Computational Statistics can be thought of as an advanced data science course. We will work with many different types of data to become fluent in wrangling, visualizing, simulating, modeling, predicting, and most importantly communicating results.

The Course

Art by @allison_horst

Computational Statistics is an introduction to statistical methods that rely heavily on the use of computers. The course can be broadly broken down into three sections. The first section will include communicating and working with data in a modern era. We will cover data wrangling, data visualization, data ethics, and collaborative research (via GitHub). The second part of the course will focus on traditional statistical inference done through computational methods (e.g., permutation tests and bootstrapping). The last part of the course will focus on machine learning ideas such as classification, clustering, and (possibly) dimension reduction techniques. Some of the methods were invented before the ubiquitous use of personal computers, but only because the calculus used to solve the problem was relatively straightforward (or because the method wasn’t actually ever used). Many of the methods have been developed quite recently.

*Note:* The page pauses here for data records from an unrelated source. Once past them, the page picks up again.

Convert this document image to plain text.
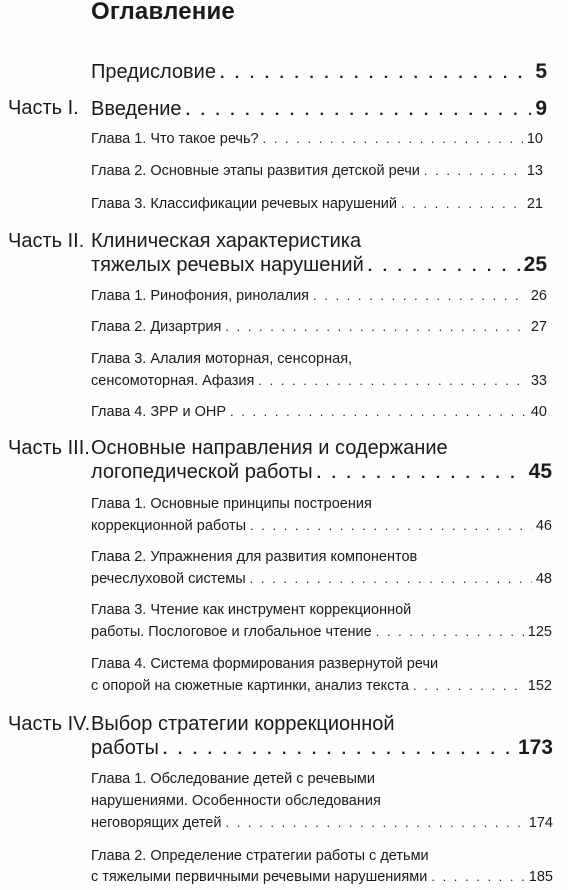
Оглавление
Предисловие . . .	5
Часть I. Введение . . .	9
Глава 1. Что такое речь? . . .	10
Глава 2. Основные этапы развития детской речи . . .	13
Глава 3. Классификации речевых нарушений . . .	21
Часть II. Клиническая характеристика
тяжелых речевых нарушений . . .	25
Глава 1. Ринофония, ринолалия . . .	26
Глава 2. Дизартрия . . .	27
Глава 3. Алалия моторная, сенсорная,
сенсомоторная. Афазия . . .	33
Глава 4. ЗРР и ОНР . . .	40
Часть III. Основные направления и содержание
логопедической работы . . .	45
Глава 1. Основные принципы построения
коррекционной работы . . .	46
Глава 2. Упражнения для развития компонентов
речеслуховой системы . . .	48
Глава 3. Чтение как инструмент коррекционной
работы. Послоговое и глобальное чтение . . .	125
Глава 4. Система формирования развернутой речи
с опорой на сюжетные картинки, анализ текста . . .	152
Часть IV. Выбор стратегии коррекционной
работы . . .	173
Глава 1. Обследование детей с речевыми
нарушениями. Особенности обследования
неговорящих детей . . .	174
Глава 2. Определение стратегии работы с детьми
с тяжелыми первичными речевыми нарушениями . . .	185
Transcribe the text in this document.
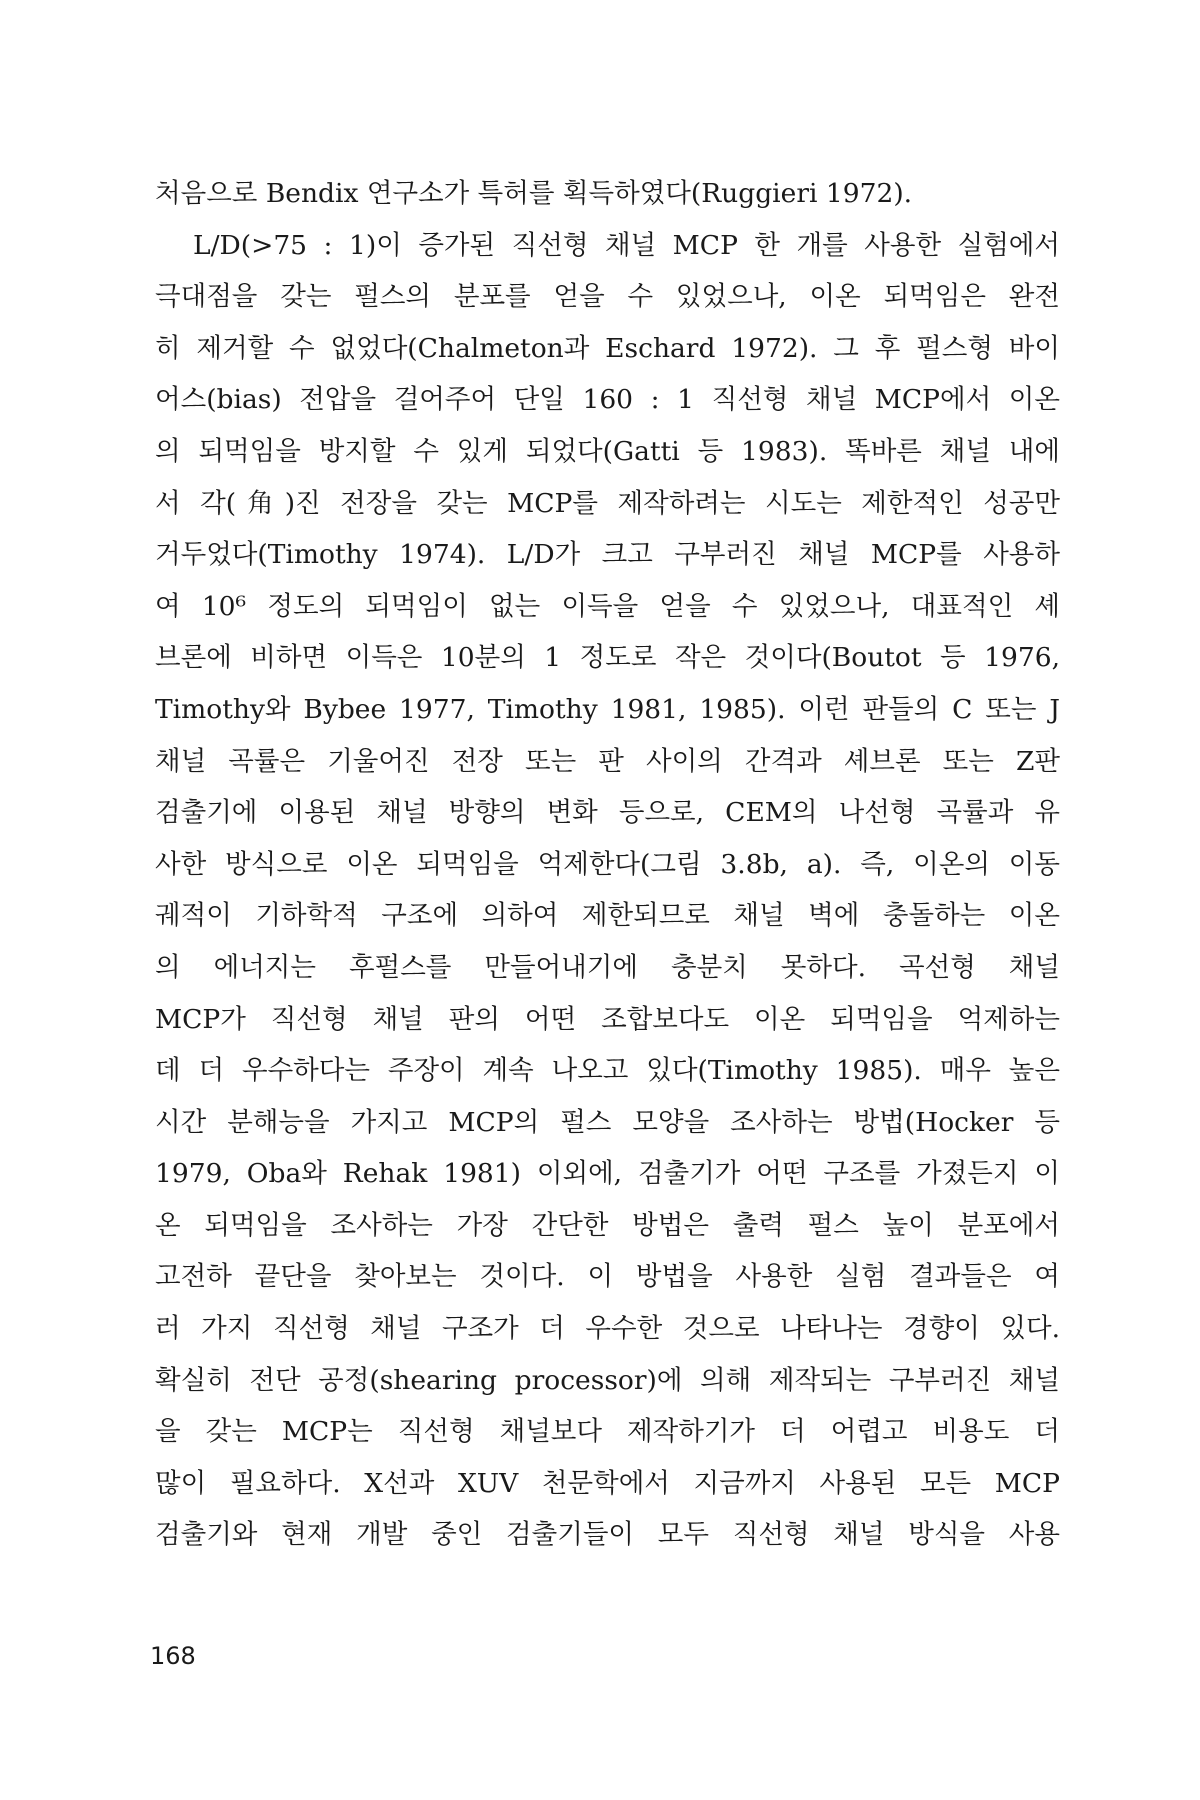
처음으로 Bendix 연구소가 특허를 획득하였다(Ruggieri 1972).
L/D(>75 : 1)이 증가된 직선형 채널 MCP 한 개를 사용한 실험에서
극대점을 갖는 펄스의 분포를 얻을 수 있었으나, 이온 되먹임은 완전
히 제거할 수 없었다(Chalmeton과 Eschard 1972). 그 후 펄스형 바이
어스(bias) 전압을 걸어주어 단일 160 : 1 직선형 채널 MCP에서 이온
의 되먹임을 방지할 수 있게 되었다(Gatti 등 1983). 똑바른 채널 내에
서 각(角)진 전장을 갖는 MCP를 제작하려는 시도는 제한적인 성공만
거두었다(Timothy 1974). L/D가 크고 구부러진 채널 MCP를 사용하
여 10⁶ 정도의 되먹임이 없는 이득을 얻을 수 있었으나, 대표적인 셰
브론에 비하면 이득은 10분의 1 정도로 작은 것이다(Boutot 등 1976,
Timothy와 Bybee 1977, Timothy 1981, 1985). 이런 판들의 C 또는 J
채널 곡률은 기울어진 전장 또는 판 사이의 간격과 셰브론 또는 Z판
검출기에 이용된 채널 방향의 변화 등으로, CEM의 나선형 곡률과 유
사한 방식으로 이온 되먹임을 억제한다(그림 3.8b, a). 즉, 이온의 이동
궤적이 기하학적 구조에 의하여 제한되므로 채널 벽에 충돌하는 이온
의 에너지는 후펄스를 만들어내기에 충분치 못하다. 곡선형 채널
MCP가 직선형 채널 판의 어떤 조합보다도 이온 되먹임을 억제하는
데 더 우수하다는 주장이 계속 나오고 있다(Timothy 1985). 매우 높은
시간 분해능을 가지고 MCP의 펄스 모양을 조사하는 방법(Hocker 등
1979, Oba와 Rehak 1981) 이외에, 검출기가 어떤 구조를 가졌든지 이
온 되먹임을 조사하는 가장 간단한 방법은 출력 펄스 높이 분포에서
고전하 끝단을 찾아보는 것이다. 이 방법을 사용한 실험 결과들은 여
러 가지 직선형 채널 구조가 더 우수한 것으로 나타나는 경향이 있다.
확실히 전단 공정(shearing processor)에 의해 제작되는 구부러진 채널
을 갖는 MCP는 직선형 채널보다 제작하기가 더 어렵고 비용도 더
많이 필요하다. X선과 XUV 천문학에서 지금까지 사용된 모든 MCP
검출기와 현재 개발 중인 검출기들이 모두 직선형 채널 방식을 사용
168
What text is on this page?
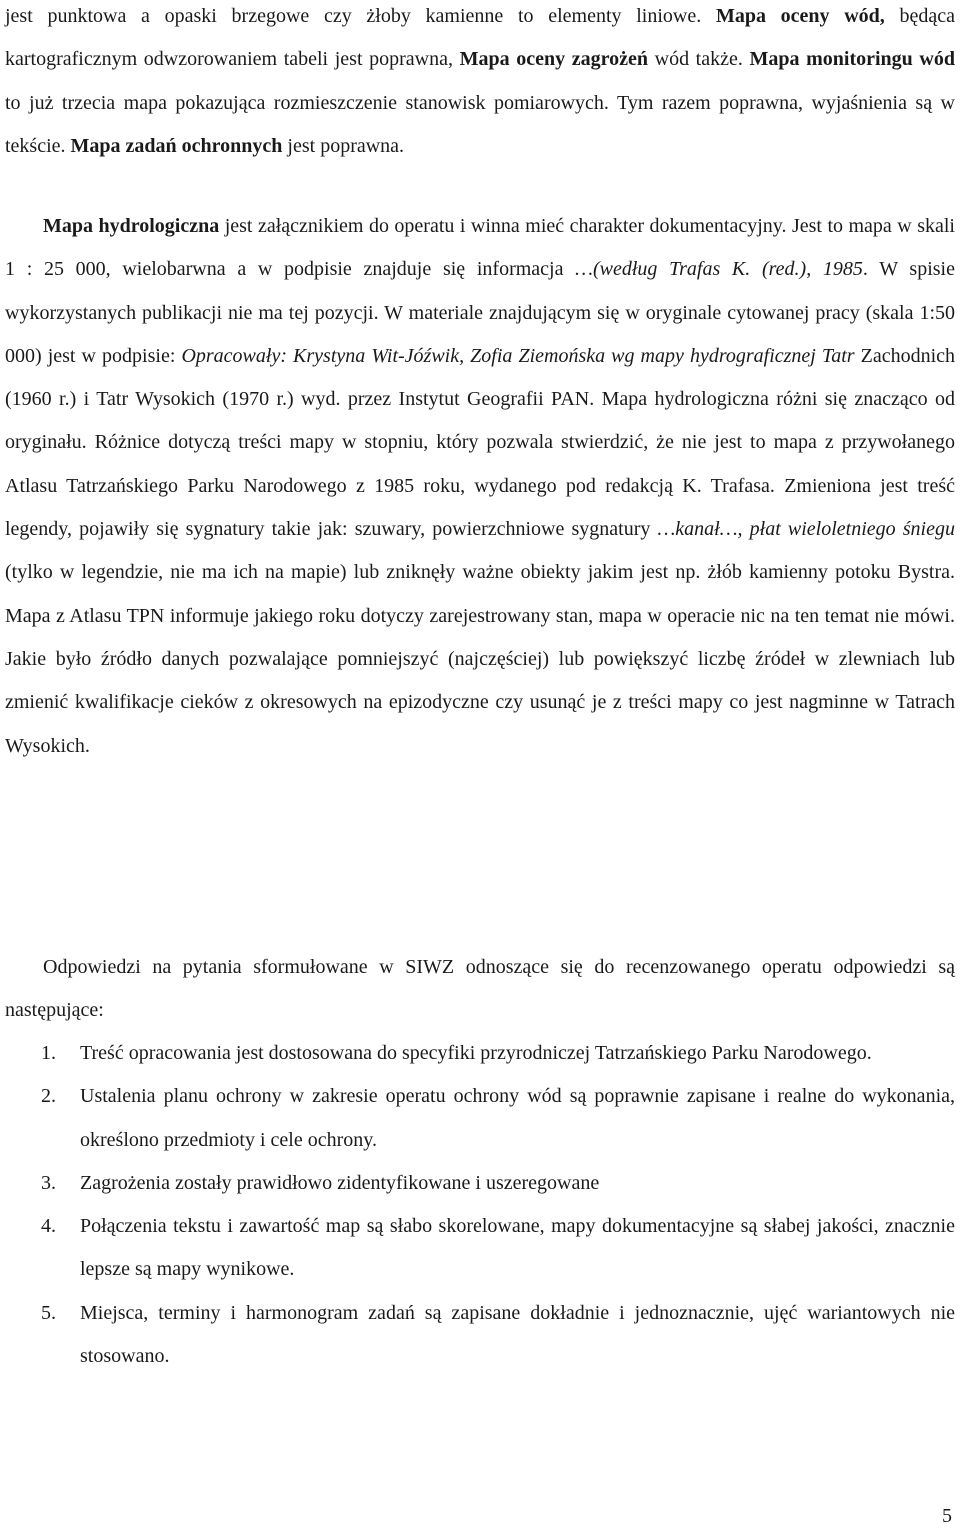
jest punktowa a opaski brzegowe czy żłoby kamienne to elementy liniowe. Mapa oceny wód, będąca kartograficznym odwzorowaniem tabeli jest poprawna, Mapa oceny zagrożeń wód także. Mapa monitoringu wód to już trzecia mapa pokazująca rozmieszczenie stanowisk pomiarowych. Tym razem poprawna, wyjaśnienia są w tekście. Mapa zadań ochronnych jest poprawna.

Mapa hydrologiczna jest załącznikiem do operatu i winna mieć charakter dokumentacyjny. Jest to mapa w skali 1 : 25 000, wielobarwna a w podpisie znajduje się informacja …(według Trafas K. (red.), 1985. W spisie wykorzystanych publikacji nie ma tej pozycji. W materiale znajdującym się w oryginale cytowanej pracy (skala 1:50 000) jest w podpisie: Opracowały: Krystyna Wit-Jóźwik, Zofia Ziemońska wg mapy hydrograficznej Tatr Zachodnich (1960 r.) i Tatr Wysokich (1970 r.) wyd. przez Instytut Geografii PAN. Mapa hydrologiczna różni się znacząco od oryginału. Różnice dotyczą treści mapy w stopniu, który pozwala stwierdzić, że nie jest to mapa z przywołanego Atlasu Tatrzańskiego Parku Narodowego z 1985 roku, wydanego pod redakcją K. Trafasa. Zmieniona jest treść legendy, pojawiły się sygnatury takie jak: szuwary, powierzchniowe sygnatury …kanał…, płat wieloletniego śniegu (tylko w legendzie, nie ma ich na mapie) lub zniknęły ważne obiekty jakim jest np. żłób kamienny potoku Bystra. Mapa z Atlasu TPN informuje jakiego roku dotyczy zarejestrowany stan, mapa w operacie nic na ten temat nie mówi. Jakie było źródło danych pozwalające pomniejszyć (najczęściej) lub powiększyć liczbę źródeł w zlewniach lub zmienić kwalifikacje cieków z okresowych na epizodyczne czy usunąć je z treści mapy co jest nagminne w Tatrach Wysokich.

Odpowiedzi na pytania sformułowane w SIWZ odnoszące się do recenzowanego operatu odpowiedzi są następujące:

1. Treść opracowania jest dostosowana do specyfiki przyrodniczej Tatrzańskiego Parku Narodowego.
2. Ustalenia planu ochrony w zakresie operatu ochrony wód są poprawnie zapisane i realne do wykonania, określono przedmioty i cele ochrony.
3. Zagrożenia zostały prawidłowo zidentyfikowane i uszeregowane
4. Połączenia tekstu i zawartość map są słabo skorelowane, mapy dokumentacyjne są słabej jakości, znacznie lepsze są mapy wynikowe.
5. Miejsca, terminy i harmonogram zadań są zapisane dokładnie i jednoznacznie, ujęć wariantowych nie stosowano.
5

Student Learning Outcomes.

By the end of the semester, students will be able to:

  • work through the entire computational statistics flow chart as a data analyst.
  • use graphical representations of data to communicate ideas about the data.
  • identify, understand, and describe the uses and misuses of algorithms and data collection from an ethical lens with the purpose of preventing harms from data science.
  • critically evaluate analyses / graphics of data (typically big data or dynamic data).
  • communicate results effectively.

Course website

The main course website is at Computational Statistics. You will find:

  • syllabus
  • class notes
  • schedule
  • assignments and due dates
  • resources
  • project information
  • GitHub help

GitHub Classroom

As part of the learning goals of the class, we will be working with GitHub for all of the course assignments. Many of the assignments will be individual, but some of the homework assignments and the semester project will be done collaboratively. The GitHub classroom is private; please send me your GitHub username so that you can be added to the site.

Sakai

We will also use the Sakai course management system. Sakai will be used for materials which are not publicly available. This includes:

  • your current grades
  • solutions to assignments
  • solutions to exams
  • all the important links